Orçamento do Estado

Orçamento do Estado para 2021 aprovado

(Arquivo)

O Governo esteve reunido por via eletrónica para fechar o documento.

O Governo fechou este domingo o Orçamento do Estado para o próximo ano. O Conselho de Ministros já tinha aprovado, na quinta-feira, uma versão geral do documento, mas só conseguiu fechar a proposta final este domingo.
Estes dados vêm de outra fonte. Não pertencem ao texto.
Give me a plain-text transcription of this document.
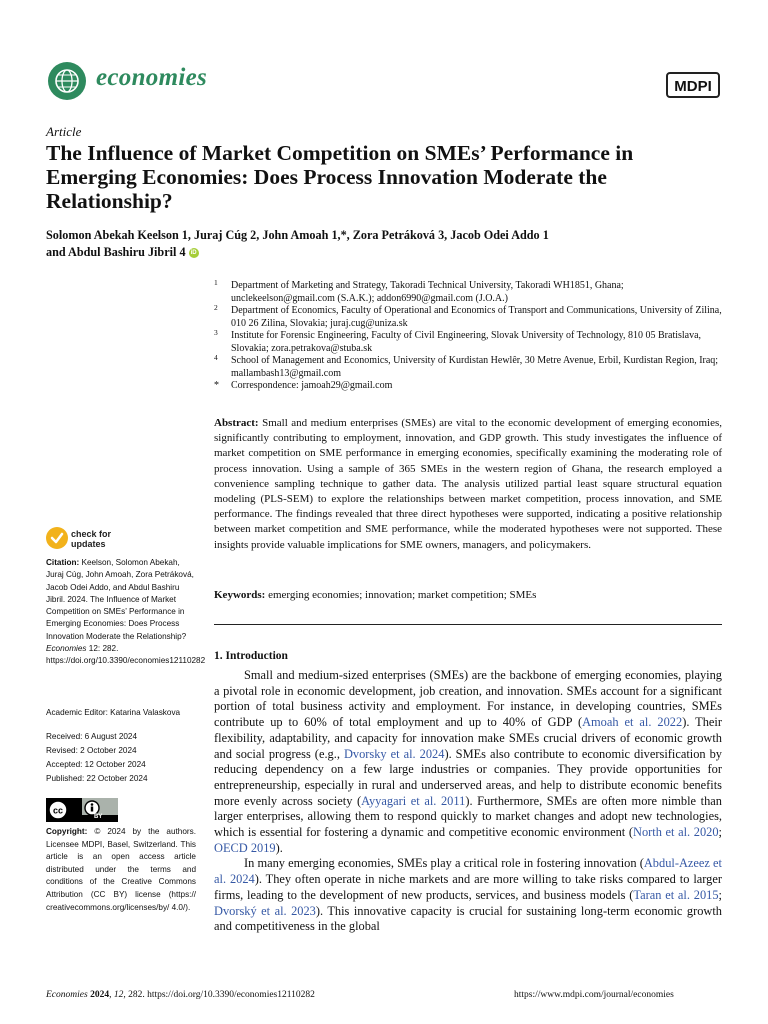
economies	MDPI
Article
The Influence of Market Competition on SMEs’ Performance in Emerging Economies: Does Process Innovation Moderate the Relationship?
Solomon Abekah Keelson 1, Juraj Cúg 2, John Amoah 1,*, Zora Petráková 3, Jacob Odei Addo 1
and Abdul Bashiru Jibril 4 iD
1 Department of Marketing and Strategy, Takoradi Technical University, Takoradi WH1851, Ghana; unclekeelson@gmail.com (S.A.K.); addon6990@gmail.com (J.O.A.)
2 Department of Economics, Faculty of Operational and Economics of Transport and Communications, University of Zilina, 010 26 Zilina, Slovakia; juraj.cug@uniza.sk
3 Institute for Forensic Engineering, Faculty of Civil Engineering, Slovak University of Technology, 810 05 Bratislava, Slovakia; zora.petrakova@stuba.sk
4 School of Management and Economics, University of Kurdistan Hewlêr, 30 Metre Avenue, Erbil, Kurdistan Region, Iraq; mallambash13@gmail.com
* Correspondence: jamoah29@gmail.com
Abstract: Small and medium enterprises (SMEs) are vital to the economic development of emerging economies, significantly contributing to employment, innovation, and GDP growth. This study investigates the influence of market competition on SME performance in emerging economies, specifically examining the moderating role of process innovation. Using a sample of 365 SMEs in the western region of Ghana, the research employed a convenience sampling technique to gather data. The analysis utilized partial least square structural equation modeling (PLS-SEM) to explore the relationships between market competition, process innovation, and SME performance. The findings revealed that three direct hypotheses were supported, indicating a positive relationship between market competition and SME performance, while the moderated hypotheses were not supported. These insights provide valuable implications for SME owners, managers, and policymakers.
Keywords: emerging economies; innovation; market competition; SMEs
check for
updates
Citation: Keelson, Solomon Abekah, Juraj Cúg, John Amoah, Zora Petráková, Jacob Odei Addo, and Abdul Bashiru Jibril. 2024. The Influence of Market Competition on SMEs’ Performance in Emerging Economies: Does Process Innovation Moderate the Relationship? Economies 12: 282. https://doi.org/10.3390/economies12110282
Academic Editor: Katarina Valaskova
Received: 6 August 2024
Revised: 2 October 2024
Accepted: 12 October 2024
Published: 22 October 2024
cc
BY
Copyright: © 2024 by the authors. Licensee MDPI, Basel, Switzerland. This article is an open access article distributed under the terms and conditions of the Creative Commons Attribution (CC BY) license (https:// creativecommons.org/licenses/by/ 4.0/).
1. Introduction

Small and medium-sized enterprises (SMEs) are the backbone of emerging economies, playing a pivotal role in economic development, job creation, and innovation. SMEs account for a significant portion of total business activity and employment. For instance, in developing countries, SMEs contribute up to 60% of total employment and up to 40% of GDP (Amoah et al. 2022). Their flexibility, adaptability, and capacity for innovation make SMEs crucial drivers of economic growth and social progress (e.g., Dvorsky et al. 2024). SMEs also contribute to economic diversification by reducing dependency on a few large industries or companies. They provide opportunities for entrepreneurship, especially in rural and underserved areas, and help to distribute economic benefits more evenly across society (Ayyagari et al. 2011). Furthermore, SMEs are often more nimble than larger enterprises, allowing them to respond quickly to market changes and adopt new technologies, which is essential for fostering a dynamic and competitive economic environment (North et al. 2020; OECD 2019).

In many emerging economies, SMEs play a critical role in fostering innovation (Abdul-Azeez et al. 2024). They often operate in niche markets and are more willing to take risks compared to larger firms, leading to the development of new products, services, and business models (Taran et al. 2015; Dvorský et al. 2023). This innovative capacity is crucial for sustaining long-term economic growth and competitiveness in the global

Economies 2024, 12, 282. https://doi.org/10.3390/economies12110282	https://www.mdpi.com/journal/economies
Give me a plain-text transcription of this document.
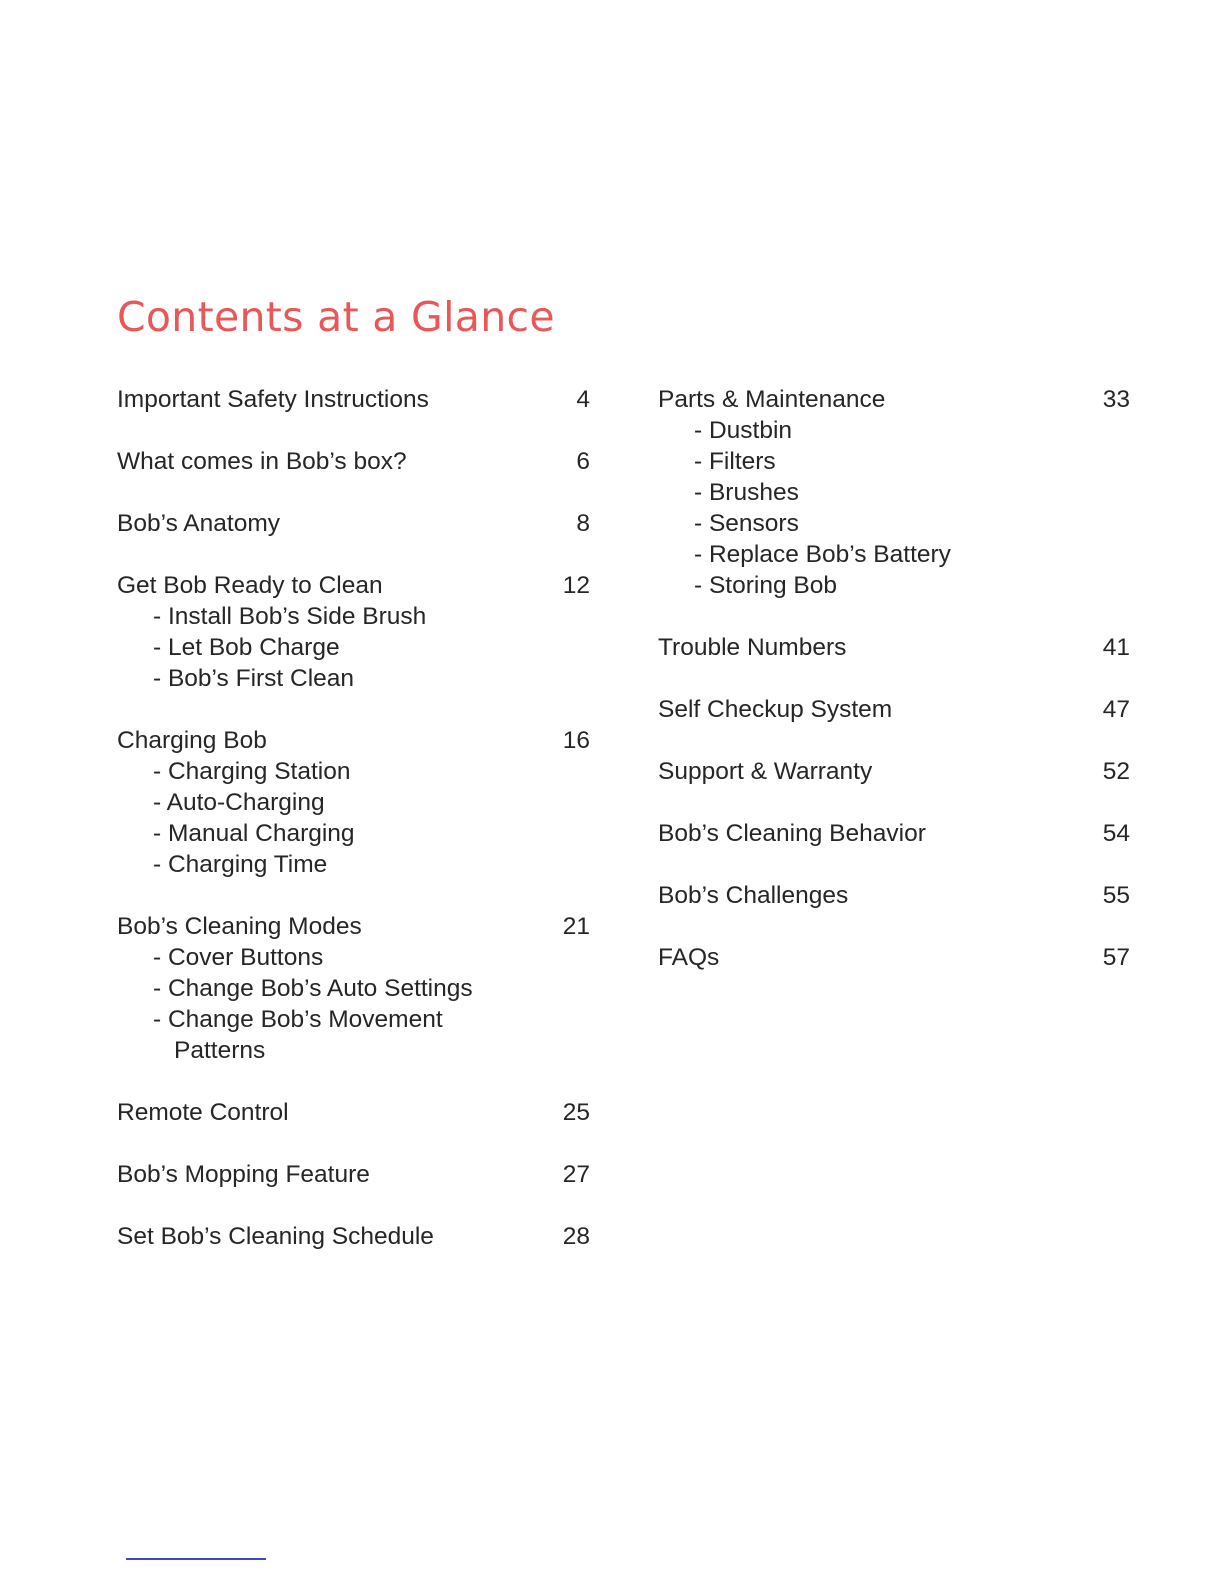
Contents at a Glance
Important Safety Instructions	4
What comes in Bob’s box?	6
Bob’s Anatomy	8
Get Bob Ready to Clean	12
- Install Bob’s Side Brush
- Let Bob Charge
- Bob’s First Clean
Charging Bob	16
- Charging Station
- Auto-Charging
- Manual Charging
- Charging Time
Bob’s Cleaning Modes	21
- Cover Buttons
- Change Bob’s Auto Settings
- Change Bob’s Movement
Patterns
Remote Control	25
Bob’s Mopping Feature	27
Set Bob’s Cleaning Schedule	28
Parts & Maintenance	33
- Dustbin
- Filters
- Brushes
- Sensors
- Replace Bob’s Battery
- Storing Bob
Trouble Numbers	41
Self Checkup System	47
Support & Warranty	52
Bob’s Cleaning Behavior	54
Bob’s Challenges	55
FAQs	57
"O Conselho de Ministros aprovou hoje, por via electrónica, a proposta de Lei do Orçamento do Estado para 2021 e a proposta de Lei das Grandes Opções, as quais haviam sido aprovadas na generalidade no Conselho de Ministros de 8 de outubro", quinta-feira, lê-se num comunciado do Conselho de Ministros.
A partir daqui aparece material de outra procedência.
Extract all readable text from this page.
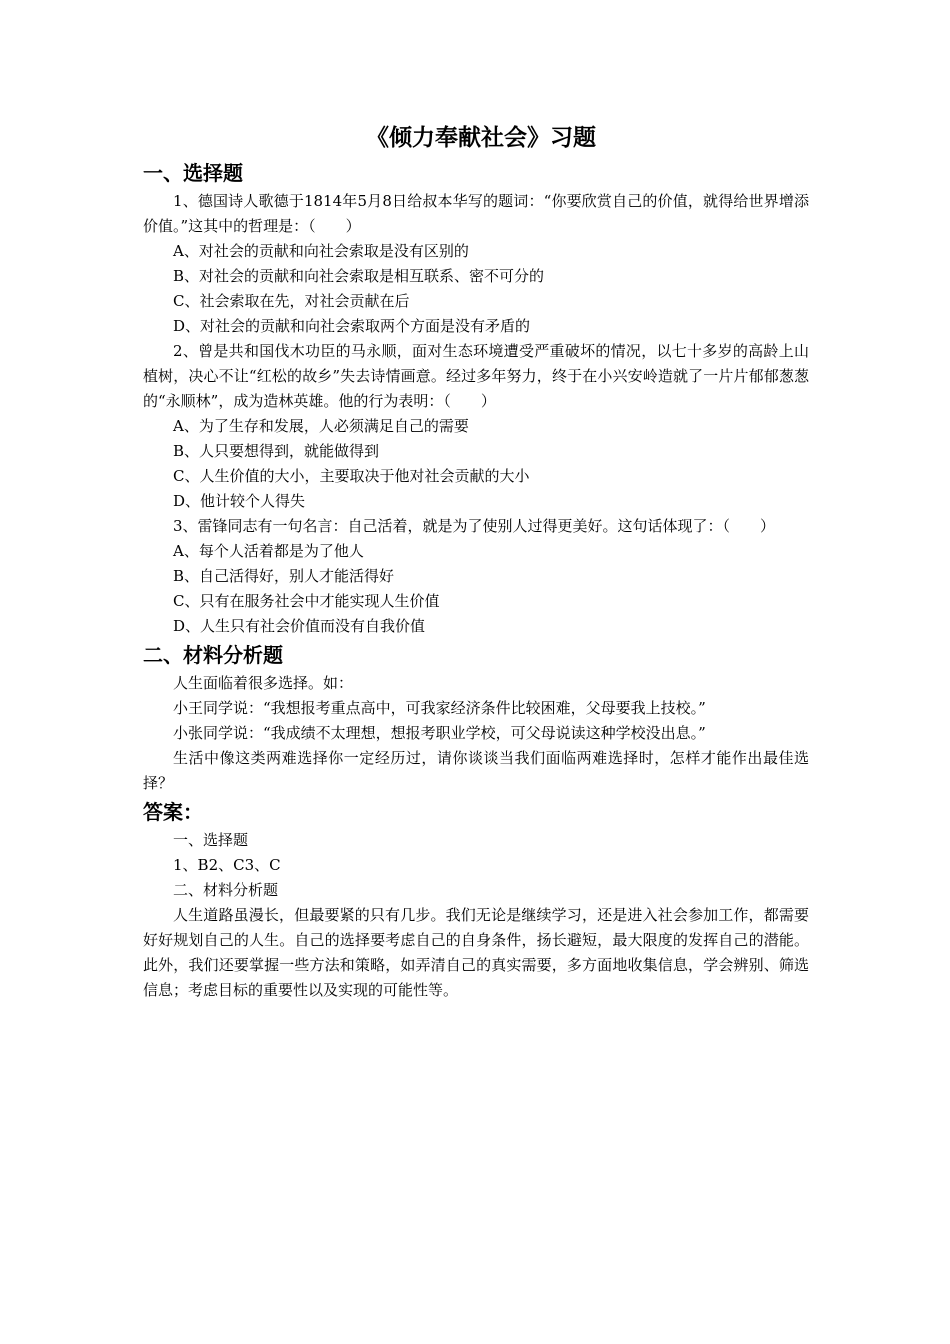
《倾力奉献社会》习题
一、选择题

1、德国诗人歌德于1814年5月8日给叔本华写的题词：“你要欣赏自己的价值，就得给世界增添价值。”这其中的哲理是：（　　）

A、对社会的贡献和向社会索取是没有区别的

B、对社会的贡献和向社会索取是相互联系、密不可分的

C、社会索取在先，对社会贡献在后

D、对社会的贡献和向社会索取两个方面是没有矛盾的

2、曾是共和国伐木功臣的马永顺，面对生态环境遭受严重破坏的情况，以七十多岁的高龄上山植树，决心不让“红松的故乡”失去诗情画意。经过多年努力，终于在小兴安岭造就了一片片郁郁葱葱的“永顺林”，成为造林英雄。他的行为表明：（　　）

A、为了生存和发展，人必须满足自己的需要

B、人只要想得到，就能做得到

C、人生价值的大小，主要取决于他对社会贡献的大小

D、他计较个人得失

3、雷锋同志有一句名言：自己活着，就是为了使别人过得更美好。这句话体现了：（　　）

A、每个人活着都是为了他人

B、自己活得好，别人才能活得好

C、只有在服务社会中才能实现人生价值

D、人生只有社会价值而没有自我价值

二、材料分析题

人生面临着很多选择。如：

小王同学说：“我想报考重点高中，可我家经济条件比较困难，父母要我上技校。”

小张同学说：“我成绩不太理想，想报考职业学校，可父母说读这种学校没出息。”

生活中像这类两难选择你一定经历过，请你谈谈当我们面临两难选择时，怎样才能作出最佳选择？

答案：

一、选择题

1、B2、C3、C

二、材料分析题

人生道路虽漫长，但最要紧的只有几步。我们无论是继续学习，还是进入社会参加工作，都需要好好规划自己的人生。自己的选择要考虑自己的自身条件，扬长避短，最大限度的发挥自己的潜能。此外，我们还要掌握一些方法和策略，如弄清自己的真实需要，多方面地收集信息，学会辨别、筛选信息；考虑目标的重要性以及实现的可能性等。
O impasse nas negociações com os partidos de esquerda terá atrasado o processo.

No centro da discussão com Bloco de Esquerda e PCP está o financiamento ao Novo Banco e as questões laborais.

O Orçamento do Estado é entregue esta segunda-feira na Assembleia da República.
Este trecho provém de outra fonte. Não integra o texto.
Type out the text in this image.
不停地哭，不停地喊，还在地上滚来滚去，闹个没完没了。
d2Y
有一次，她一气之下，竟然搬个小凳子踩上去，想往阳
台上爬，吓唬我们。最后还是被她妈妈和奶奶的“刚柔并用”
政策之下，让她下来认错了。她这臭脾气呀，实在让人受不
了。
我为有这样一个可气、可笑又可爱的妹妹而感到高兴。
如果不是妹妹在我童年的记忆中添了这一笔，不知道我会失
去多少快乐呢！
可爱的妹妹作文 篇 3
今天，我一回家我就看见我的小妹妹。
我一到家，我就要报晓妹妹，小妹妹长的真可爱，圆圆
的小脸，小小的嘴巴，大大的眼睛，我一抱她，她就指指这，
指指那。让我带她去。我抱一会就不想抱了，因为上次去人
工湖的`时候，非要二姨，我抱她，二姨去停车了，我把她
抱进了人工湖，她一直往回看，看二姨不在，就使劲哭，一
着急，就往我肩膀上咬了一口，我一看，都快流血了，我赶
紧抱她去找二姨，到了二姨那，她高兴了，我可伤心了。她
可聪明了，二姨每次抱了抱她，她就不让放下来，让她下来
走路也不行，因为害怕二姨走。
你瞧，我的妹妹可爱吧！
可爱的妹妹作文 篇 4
O que já se sabe do Orçamento do Estado para 2021

Proposta votada na generalidade a 28 de outubro

Depois de entregue pelo Governo na segunda-feira no parlamento, a proposta do OE2021 é depois votada na generalidade em 28 de outubro, estando a votação final global do documento marcada para 26 de novembro.

No sábado, o primeiro-ministro afirmou estarem "criadas as condições" para um acordo com o BE e o PCP para a aprovação do OE2021.

"Quanto ao essencial não vejo como pode não haver acordo com o BE e o PCP", insistiu António Costa, admitindo haver "algumas matérias" em que ainda não existia um acordo "a 100%" e que estariam a ser "trabalhadas".

"Se houver vontade política de todos, seguramente que iremos ter um bom orçamento em 2021", sublinhou o primeiro-ministro, repetindo que "é seguramente à esquerda" que será construído esse orçamento.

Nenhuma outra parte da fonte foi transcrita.